L’ère Paulin Lambert : de la foi à l’industrie (1882-1885)
Après la Révolution, les biens religieux deviennent propriétés de l’État, avant d’être restitués en 1820.
Un siècle plus tard, un négociant marseillais du nom de Paulin Lambert perçoit tout le potentiel de ce rhum au nom anglo-saxon. En 1882, il rachète l’habitation du Trou-Vaillant, dépose officiellement la marque Saint James et impose son génie industriel.
Visionnaire, Lambert comprend que la modernité passe par le contrôle de toute la chaîne de production : de la culture de la canne jusqu’à la mise en bouteille. En 1885, il crée une bouteille carrée, inédite pour l’époque, pensée pour résister aux traversées maritimes et optimiser l’espace dans les cales des navires. L’identité visuelle Saint James est née : une étiquette gravée d’un caïman dans un champ de cannes.

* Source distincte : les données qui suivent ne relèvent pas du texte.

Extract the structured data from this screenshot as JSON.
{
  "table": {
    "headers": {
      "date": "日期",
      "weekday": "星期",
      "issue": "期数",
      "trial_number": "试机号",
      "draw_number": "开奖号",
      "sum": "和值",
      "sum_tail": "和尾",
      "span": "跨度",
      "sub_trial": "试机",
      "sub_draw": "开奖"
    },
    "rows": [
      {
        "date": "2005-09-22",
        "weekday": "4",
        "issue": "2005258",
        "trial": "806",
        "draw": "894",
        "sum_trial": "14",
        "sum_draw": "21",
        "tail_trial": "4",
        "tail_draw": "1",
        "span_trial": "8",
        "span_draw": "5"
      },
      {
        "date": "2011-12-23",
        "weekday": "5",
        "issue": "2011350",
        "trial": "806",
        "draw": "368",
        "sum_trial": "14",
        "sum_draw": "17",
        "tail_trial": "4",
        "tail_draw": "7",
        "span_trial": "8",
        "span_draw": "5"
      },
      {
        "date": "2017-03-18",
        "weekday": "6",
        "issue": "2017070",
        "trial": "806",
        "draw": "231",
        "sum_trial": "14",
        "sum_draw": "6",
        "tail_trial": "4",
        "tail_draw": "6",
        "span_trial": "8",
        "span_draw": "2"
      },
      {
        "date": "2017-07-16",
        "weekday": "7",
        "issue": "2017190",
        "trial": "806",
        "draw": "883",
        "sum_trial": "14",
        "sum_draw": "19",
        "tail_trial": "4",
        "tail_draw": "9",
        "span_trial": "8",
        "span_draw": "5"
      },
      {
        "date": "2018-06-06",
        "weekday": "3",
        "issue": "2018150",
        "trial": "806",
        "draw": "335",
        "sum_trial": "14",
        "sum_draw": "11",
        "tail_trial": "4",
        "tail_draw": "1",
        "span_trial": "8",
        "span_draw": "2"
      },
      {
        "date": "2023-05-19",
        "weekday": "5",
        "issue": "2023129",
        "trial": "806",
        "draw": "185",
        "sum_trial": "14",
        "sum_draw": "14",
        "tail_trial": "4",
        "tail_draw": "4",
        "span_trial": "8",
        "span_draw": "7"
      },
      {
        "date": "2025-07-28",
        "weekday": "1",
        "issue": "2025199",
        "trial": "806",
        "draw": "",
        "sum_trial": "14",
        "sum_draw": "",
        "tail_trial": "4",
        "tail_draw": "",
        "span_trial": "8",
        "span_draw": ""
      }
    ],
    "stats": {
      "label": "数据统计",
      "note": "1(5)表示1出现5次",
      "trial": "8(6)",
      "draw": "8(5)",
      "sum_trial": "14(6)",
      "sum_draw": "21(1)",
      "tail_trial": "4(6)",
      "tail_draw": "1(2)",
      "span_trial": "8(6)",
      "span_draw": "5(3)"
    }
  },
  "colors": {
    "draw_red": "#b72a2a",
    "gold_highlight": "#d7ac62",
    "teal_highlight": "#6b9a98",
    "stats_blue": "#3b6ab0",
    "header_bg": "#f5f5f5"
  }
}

Dès cette même année, il lance un rhum millésimé, le premier des Antilles françaises, et vante les mérites de sa boisson « recommandée par les sommités médicales du monde entier ».
A la fin du XIXᵉ siècle, le nom Saint James devient synonyme de prestige, jusqu’à être affiché en lettres géantes sur les hauteurs de Saint-Pierre, visible depuis la mer comme un phare commercial.
1902 : l’épreuve du feu
Le 8 mai 1902, à 8 h 02, la Montagne Pelée entre en éruption. Saint-Pierre, alors surnommée le « Petit Paris des Antilles », est anéantie. Près de 30 000 vies sont fauchées en quelques minutes.
L’Habitation Saint James, nichée dans une vallée encaissée, échappe miraculeusement à la destruction totale.
Dans les mois qui suivent, la production reprend contre vents et cendres : la demande mondiale de rhum reste forte, et Saint James renaît de ses braises.
Pour répondre à la demande, la marque ouvre de nouveaux sites : à Saint-Joseph (1911), au Lamentin (1912), puis à Case-Pilote (1929).
Durant la Première Guerre mondiale, les colis envoyés aux poilus contiennent souvent… une bouteille de Saint James.
De la reconstruction à la modernité (1973-1975)
Après la Seconde Guerre mondiale, la Martinique entre dans une nouvelle ère économique.
En 1973, le groupe Cointreau rachète les Rhums Saint James et décide de centraliser la production à Sainte-Marie, sur la côte atlantique.
C’est là, sur les vestiges de l’ancienne sucrerie La Salle, que s’élève la nouvelle distillerie, inaugurée le 23 décembre 1974 par Jacques Chirac, alors Premier ministre, en présence du ministre de l’Agriculture.
Avec plus de 300 hectares de plantations et des chais de vieillissement ultramodernes, Saint James devient un symbole de la modernité martiniquaise. La marque s’ancre dans le terroir du Nord Atlantique, où la canne à sucre bénéficie d’un ensoleillement et d’une humidité exceptionnels.
Le Train des Plantations et le Musée du Rhum
Véritable institution touristique, le Musée du Rhum Saint James, adossé à la distillerie, retrace trois siècles de savoir-faire à travers alambics, affiches et outils anciens.
Depuis 2003, un train à vapeur d’époque – le Train des Plantations – transporte les visiteurs à travers les champs de canne et de bananiers, un voyage sensoriel entre mémoire et nature.
Une icône de l’AOC Martinique
Depuis 1996, le rhum Saint James fait partie des producteurs martiniquais bénéficiant de l’Appellation d’Origine Contrôlée (AOC), garantissant l’authenticité et la qualité de son rhum agricole, issu du pur jus de canne.
Son profil aromatique, à la fois floral et épicé, reflète toute la richesse du terroir du Nord de la Martinique.
Aujourd’hui, la maison Saint James exporte dans plus de 80 pays et demeure l’un des emblèmes vivants du patrimoine martiniquais.
Conclusion
De la canne bénie du Père Lefébure à la modernité maîtrisée de Sainte-Marie, Saint James n’a jamais cessé de conjuguer tradition, innovation et identité. Trois siècles plus tard, son flacon carré reste un symbole d’élégance et de résistance, l’image même de la Martinique éternelle.